Improved file parsing for LLM’s
https://filimoa.github.io/open-parse/
MIT License
2.34k stars 89 forks source link

Ollama integration #30

Closed Kydlaw closed 4 months ago

Kydlaw commented 4 months ago

Description

Description of the feature: Provide the ability to use a Ollama in SemanticIngestionPipeline (currently it only supports proprietary models).

This way it would be possible to use the semantic parsing without spending money on a proprietary model.

Why the feature should be added to openparse (as opposed to another library or just implemented in your code): The interface already exists in this library (similar feature) and I'm not aware of a straightforward way to go around the existing code to inject this feature into the current openparse.

I can contribute this feature if this interest you.

Filimoa commented 4 months ago

This is a duplicate of #8. You can track progress in #23 - the main difficulty of doing this is we currently use a hard coded similarity that works well for OpenAI's models.
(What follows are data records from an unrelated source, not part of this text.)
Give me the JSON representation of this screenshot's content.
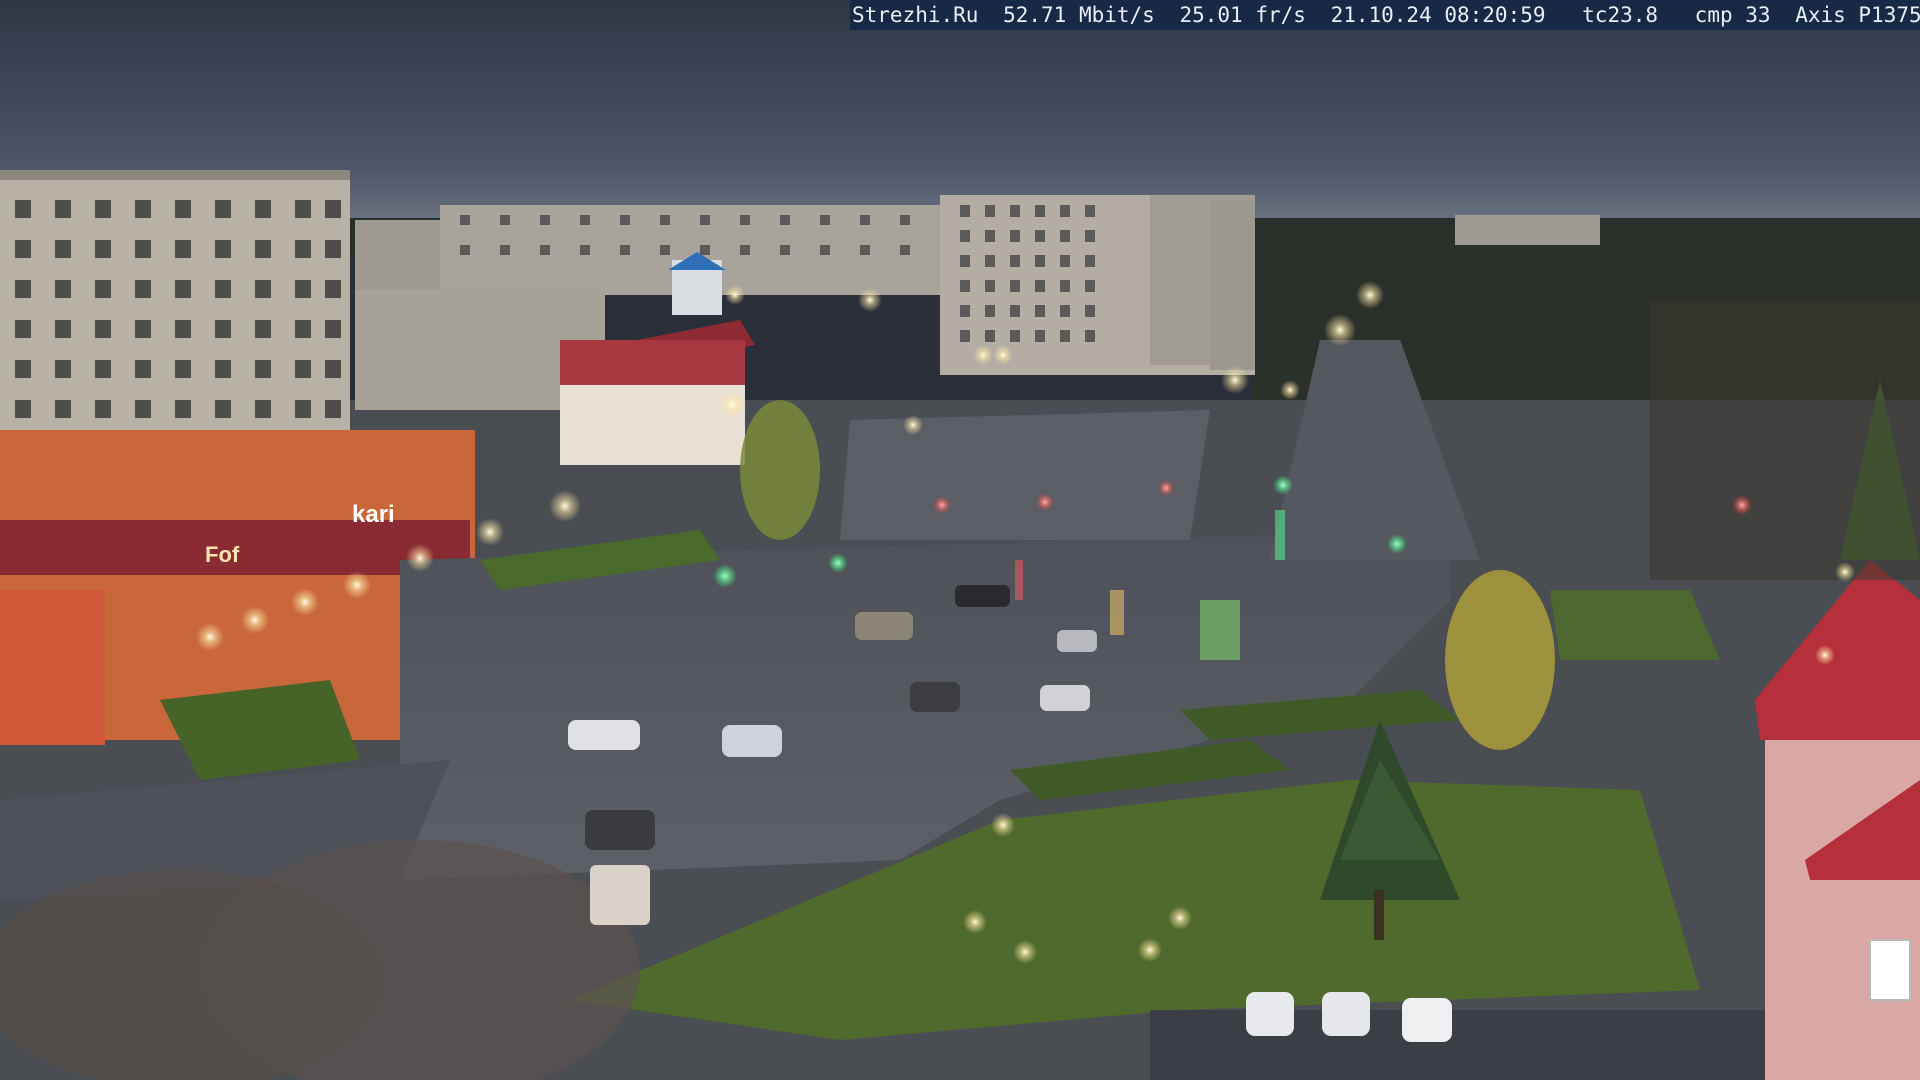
{
  "camera_overlay": {
    "site": "Strezhi.Ru",
    "bitrate": "52.71 Mbit/s",
    "framerate": "25.01 fr/s",
    "timestamp": "21.10.24 08:20:59",
    "temperature": "tc23.8",
    "compression": "cmp 33",
    "camera_model": "Axis P1375"
  },
  "signage": {
    "store_sign_1": "kari",
    "store_sign_2": "Fof"
  },
  "colors": {
    "sky_top": "#343c4c",
    "sky_horizon": "#6b7483",
    "road": "#55585e",
    "grass": "#4f6a2c",
    "panel_building": "#b7b1a6",
    "store_facade": "#c9663a",
    "red_roof": "#b5303a",
    "street_light": "#fff6d8",
    "traffic_green": "#2eff7a",
    "traffic_red": "#ff2a2a"
  }
}
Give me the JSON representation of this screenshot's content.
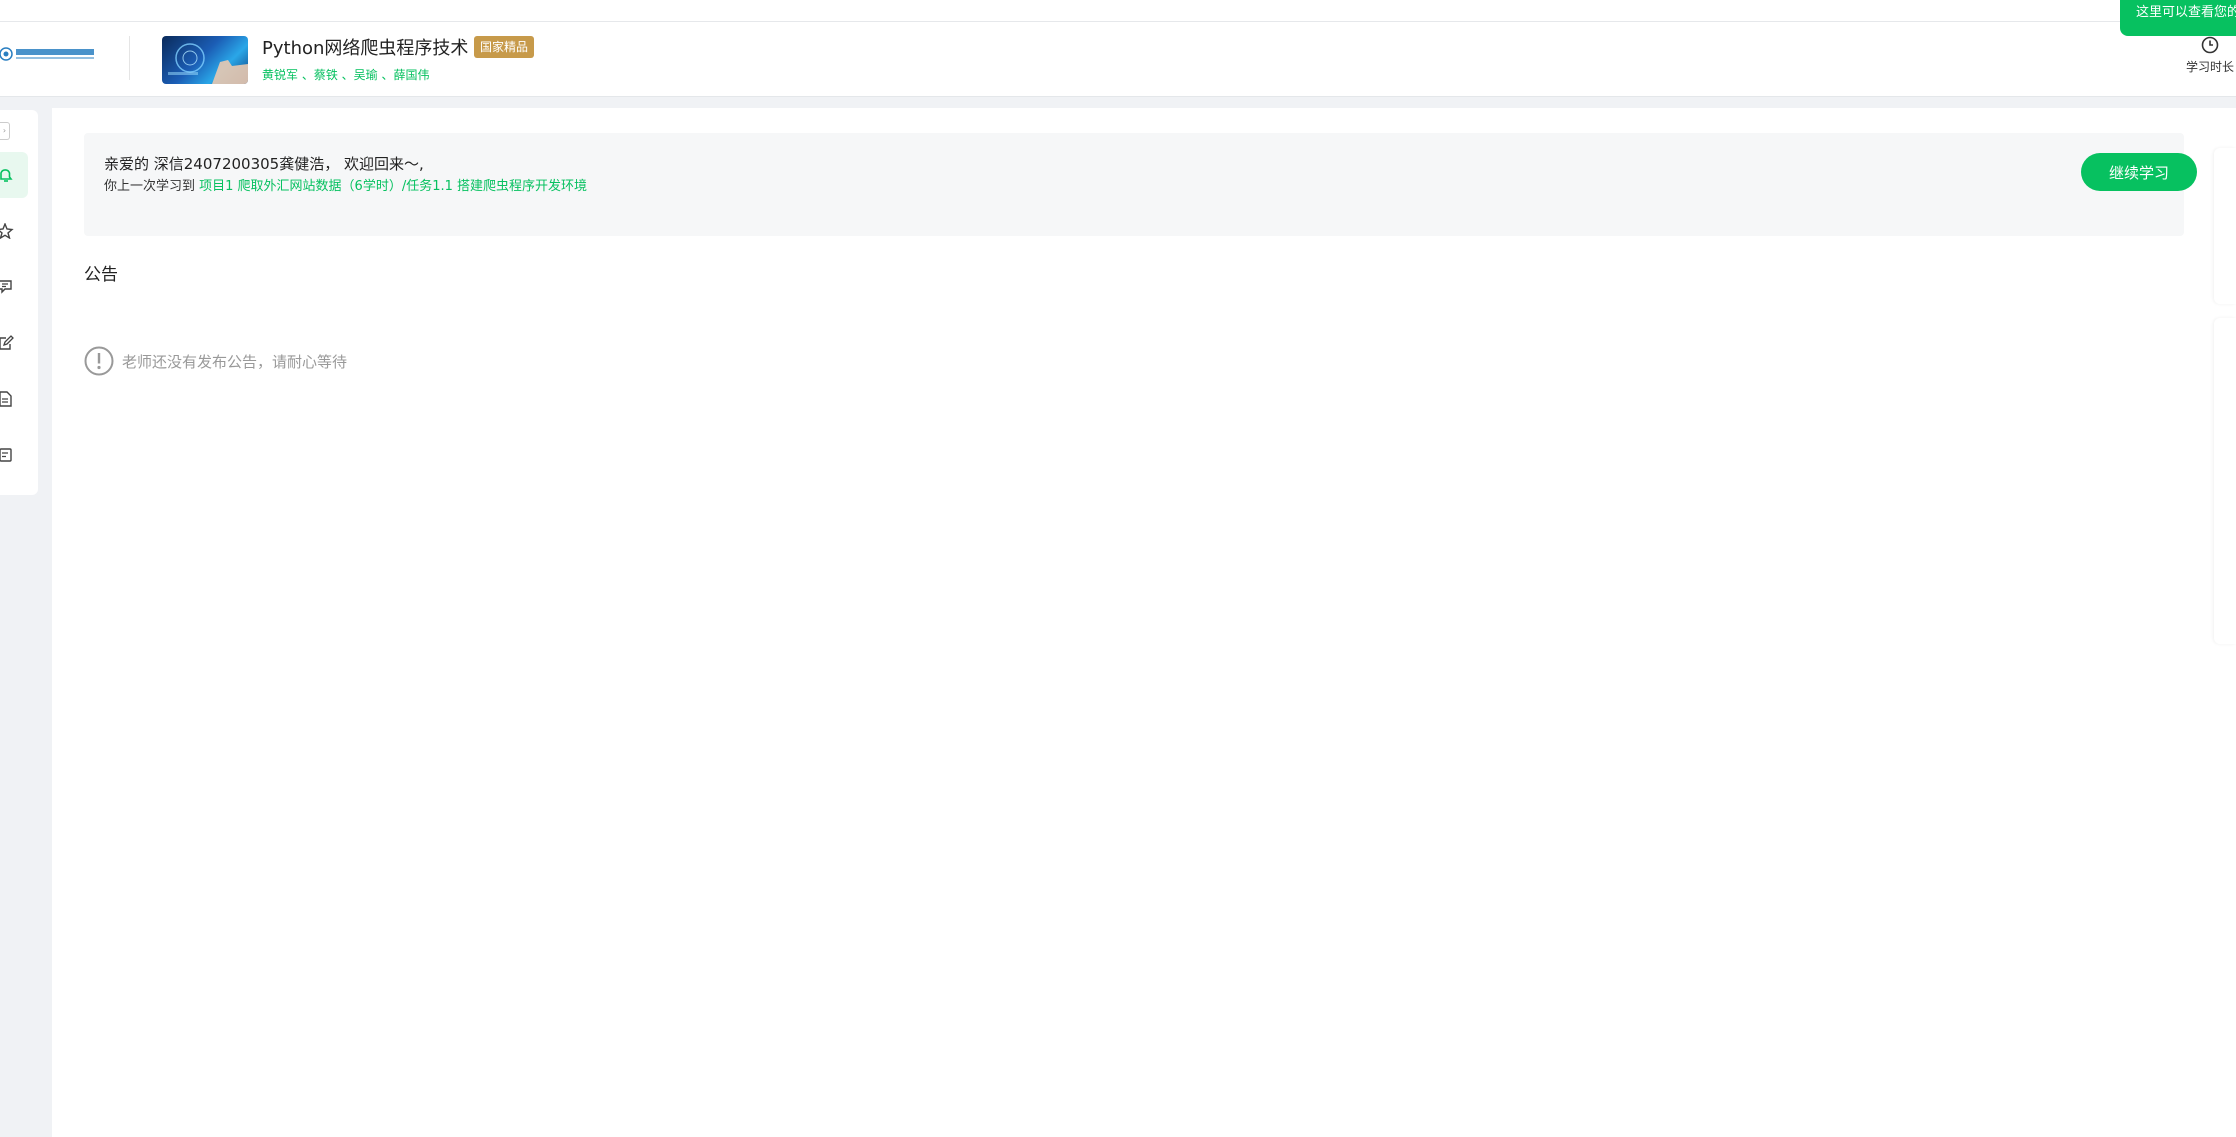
{
  "tooltip": {
    "text": "这里可以查看您的学"
  },
  "header": {
    "course_title": "Python网络爬虫程序技术",
    "badge": "国家精品",
    "teachers": "黄锐军 、蔡铁 、吴瑜 、薛国伟",
    "study_time_label": "学习时长"
  },
  "sidebar": {
    "items": [
      {
        "icon": "bell-icon",
        "active": true
      },
      {
        "icon": "star-icon",
        "active": false
      },
      {
        "icon": "discussion-icon",
        "active": false
      },
      {
        "icon": "edit-icon",
        "active": false
      },
      {
        "icon": "document-icon",
        "active": false
      },
      {
        "icon": "message-icon",
        "active": false
      }
    ]
  },
  "welcome": {
    "greeting": "亲爱的 深信2407200305龚健浩， 欢迎回来～,",
    "last_prefix": "你上一次学习到 ",
    "last_link": "项目1 爬取外汇网站数据（6学时）/任务1.1 搭建爬虫程序开发环境",
    "continue_label": "继续学习"
  },
  "announcement": {
    "title": "公告",
    "empty_text": "老师还没有发布公告，请耐心等待"
  },
  "colors": {
    "accent": "#07c160",
    "badge": "#c79a4a"
  }
}
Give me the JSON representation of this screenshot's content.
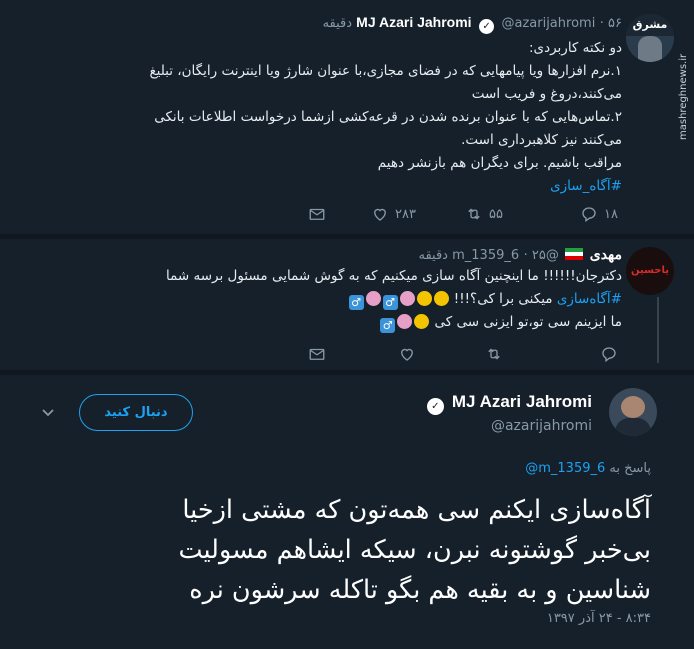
{
  "tweet1": {
    "name": "MJ Azari Jahromi",
    "handle": "@azarijahromi",
    "time": "۵۶ دقیقه",
    "lines": [
      "دو نکته کاربردی:",
      "۱.نرم افزارها ویا پیامهایی که در فضای مجازی،با عنوان شارژ ویا اینترنت رایگان، تبلیغ",
      "می‌کنند،دروغ و فریب است",
      "۲.تماس‌هایی که با عنوان برنده شدن در قرعه‌کشی ازشما درخواست اطلاعات بانکی",
      "می‌کنند نیز کلاهبرداری است.",
      "مراقب باشیم. برای دیگران هم بازنشر دهیم"
    ],
    "hashtag": "#آگاه_سازی",
    "avatar_text": "مشرق",
    "avatar_side_text": "mashreghnews.ir",
    "replies": "۱۸",
    "retweets": "۵۵",
    "likes": "۲۸۳"
  },
  "tweet2": {
    "name": "مهدی",
    "handle": "@m_1359_6",
    "time": "۲۵ دقیقه",
    "line1": "دکترجان!!!!!! ما اینچنین آگاه سازی میکنیم که به گوش شمایی مسئول برسه شما",
    "line2_hashtag": "#آگاه‌سازی",
    "line2_text": "میکنی برا کی؟!!!",
    "line3": "ما ایزینم سی تو،تو ایزنی سی کی",
    "avatar_text": "یاحسین",
    "male_sign": "♂"
  },
  "tweet3": {
    "name": "MJ Azari Jahromi",
    "handle": "@azarijahromi",
    "follow_label": "دنبال کنید",
    "reply_prefix": "پاسخ به",
    "reply_handle": "@m_1359_6",
    "lines": [
      "آگاه‌سازی ایکنم سی همه‌تون که مشتی ازخیا",
      "بی‌خبر گوشتونه نبرن، سیکه ایشاهم مسولیت",
      "شناسین و به بقیه هم بگو تاکله سرشون نره"
    ],
    "timestamp": "۸:۳۴ - ۲۴ آذر ۱۳۹۷"
  },
  "icons": {
    "verified": "verified-badge-icon",
    "reply": "reply-icon",
    "retweet": "retweet-icon",
    "like": "heart-icon",
    "dm": "envelope-icon",
    "more": "chevron-down-icon"
  },
  "colors": {
    "background": "#15202b",
    "separator": "#10171e",
    "accent": "#1da1f2",
    "muted": "#8899a6",
    "text": "#e6ecf0"
  }
}
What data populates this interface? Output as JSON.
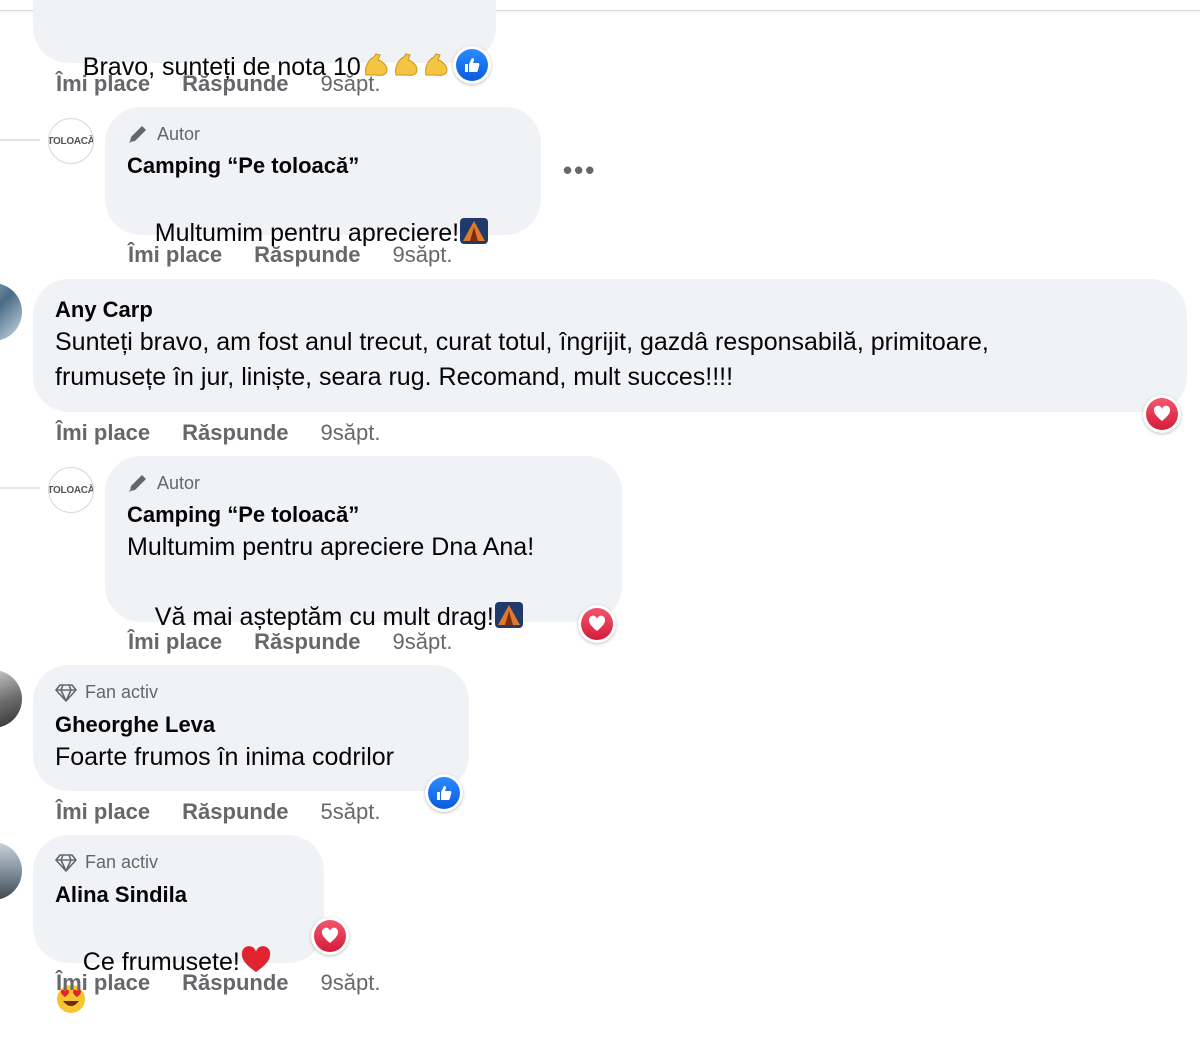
{
  "comments": [
    {
      "text": "Bravo, sunteți de nota 10",
      "emoji": [
        "flexed-biceps",
        "flexed-biceps",
        "flexed-biceps"
      ],
      "reaction": "like",
      "actions": {
        "like": "Îmi place",
        "reply": "Răspunde",
        "time": "9săpt."
      }
    },
    {
      "badge": "Autor",
      "author": "Camping “Pe toloacă”",
      "avatar_text": "TOLOACĂ",
      "text": "Multumim pentru apreciere!",
      "emoji": [
        "tent-night"
      ],
      "more": "•••",
      "actions": {
        "like": "Îmi place",
        "reply": "Răspunde",
        "time": "9săpt."
      }
    },
    {
      "author": "Any Carp",
      "text_line1": "Sunteți bravo, am fost anul trecut, curat totul, îngrijit, gazdâ responsabilă, primitoare,",
      "text_line2": "frumusețe în jur, liniște, seara rug. Recomand, mult succes!!!!",
      "reaction": "love",
      "actions": {
        "like": "Îmi place",
        "reply": "Răspunde",
        "time": "9săpt."
      }
    },
    {
      "badge": "Autor",
      "author": "Camping “Pe toloacă”",
      "avatar_text": "TOLOACĂ",
      "text_line1": "Multumim pentru apreciere Dna Ana!",
      "text_line2": "Vă mai așteptăm cu mult drag!",
      "emoji": [
        "tent-night"
      ],
      "reaction": "love",
      "actions": {
        "like": "Îmi place",
        "reply": "Răspunde",
        "time": "9săpt."
      }
    },
    {
      "badge": "Fan activ",
      "author": "Gheorghe Leva",
      "text": "Foarte frumos în inima codrilor",
      "reaction": "like",
      "actions": {
        "like": "Îmi place",
        "reply": "Răspunde",
        "time": "5săpt."
      }
    },
    {
      "badge": "Fan activ",
      "author": "Alina Sindila",
      "text": "Ce frumusete!",
      "emoji": [
        "red-heart",
        "heart-eyes"
      ],
      "reaction": "love",
      "actions": {
        "like": "Îmi place",
        "reply": "Răspunde",
        "time": "9săpt."
      }
    }
  ],
  "colors": {
    "bubble": "#f0f2f5",
    "meta": "#65676b",
    "like": "#1877f2",
    "love": "#e41e3f"
  }
}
But each embedding models will have it's own optimal cutoff. There's a couple approaches of dealing with this:

1. Start using a percentile cutoff.

This is the approach that llang-chain and llama-index use. In my limited testing, finding the optimal cutoff is still not trivial and I found it to perform worse than a hard coded approach.

We could offload choosing this to the user, but the library aims to have opinionated defaults.

2. Figure out cutoff dynamically

We would generate examples of text that should / shouldn't be combined and use this to figure out a similarity threshold.

similar_pairs = [("very similar text", "continuation"), ...]

similarities = []
for text1, text2 in similar_pairs:
    sim = get_similarity(text1, text2)
    similarities.append(sim)

avg_cutoff = ...

While this is kind of dirty, this is the approach I'm currently leaning to.

Kydlaw commented 4 months ago

I apologize for the duplicate (didn't see the links to #21 and #23... in #8)

Ok, I see and understand the problem. It is indeed very hard to provide good defaults on that. I'll have a look at your progress in #23 and see if I can maybe suggest something.

I'm closing this issue as it doesn't provide anything useful.